I commend the motion and I commend to the Assembly the audit of the pay system for Canberra Health Services.

MS STEPHEN-SMITH (Kurrajong—Minister for Aboriginal and Torres Strait Islander Affairs, Minister for Children, Youth and Families and Minister for Health) (3.08): For the information of Mrs Dunne, I will not, in fact, be moving the amendment that was circulated earlier in my name because Minister Rattenbury has circulated a further amendment that Labor members will be supporting. Minister Rattenbury’s amendment that has been circulated notes the government’s ongoing commitment to ensuring that all staff are treated with respect and paid fairly and accurately, and that is indeed part of our commitment.

Mrs Dunne noted that I was, indeed, the Minister for Workplace Safety and Industrial Relations when we introduced the Secure Local Jobs Act and the code, which those opposite absolutely failed to support, opposed at every turn, delayed, obfuscated about and, ultimately, did not want another mechanism in place to ensure that the organisations that the ACT government contracts with are bound to pay their workers fairly and treat them fairly and uphold workers’ rights.

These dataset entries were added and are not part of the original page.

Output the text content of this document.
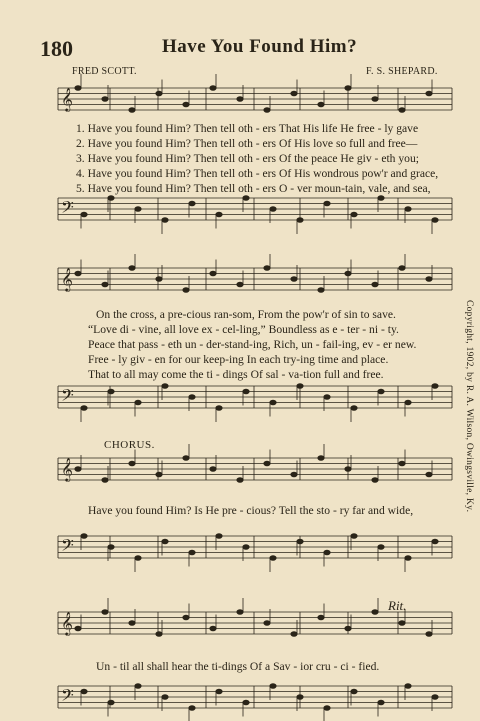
180	Have You Found Him?
FRED SCOTT.	F. S. SHEPARD.
𝄞
𝄢
𝄞
𝄢
𝄞
𝄢
𝄞
𝄢
1. Have you found Him? Then tell oth - ers That His life He free - ly gave
2. Have you found Him? Then tell oth - ers Of His love so full and free—
3. Have you found Him? Then tell oth - ers Of the peace He giv - eth you;
4. Have you found Him? Then tell oth - ers Of His wondrous pow'r and grace,
5. Have you found Him? Then tell oth - ers O - ver moun-tain, vale, and sea,
On the cross, a pre-cious ran-som, From the pow'r of sin to save.
“Love di - vine, all love ex - cel-ling,” Boundless as e - ter - ni - ty.
Peace that pass - eth un - der-stand-ing, Rich, un - fail-ing, ev - er new.
Free - ly giv - en for our keep-ing In each try-ing time and place.
That to all may come the ti - dings Of sal - va-tion full and free.
CHORUS.
Have you found Him? Is He pre - cious? Tell the sto - ry far and wide,
Un - til all shall hear the ti-dings Of a Sav - ior cru - ci - fied.
Rit.
Copyright, 1902, by R. A. Wilson, Owingsville, Ky.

Mrs Dunne also says that she has been hearing about this for some time but, bizarrely, as far as I am aware, she has never raised it; not with me, not in the regular briefings that she has with Canberra Health Services, which include, often, the CEO and/or the Deputy CEO, and I do not believe that she has ever written to me about it—these issues, raised for some time but never, ever, ever been raised with me until the 11th hour, where I did say, in the press conference, that I was disappointed about the way that Mrs Dunne has raised this issue.

This is an important issue and if Mrs Dunne wanted to raise it, she could have. She has been hearing about it for all this time? She could have included it in her motion that she submitted on Monday, but she did not. She put forward a motion which I thought, “This is great. Going to stand up, tripartisan, thank our health workers for all the really important work they have been doing, not just during COVID-19 but the work that they do all the time.” If Mrs Dunne had asked the question, we could have given her some information.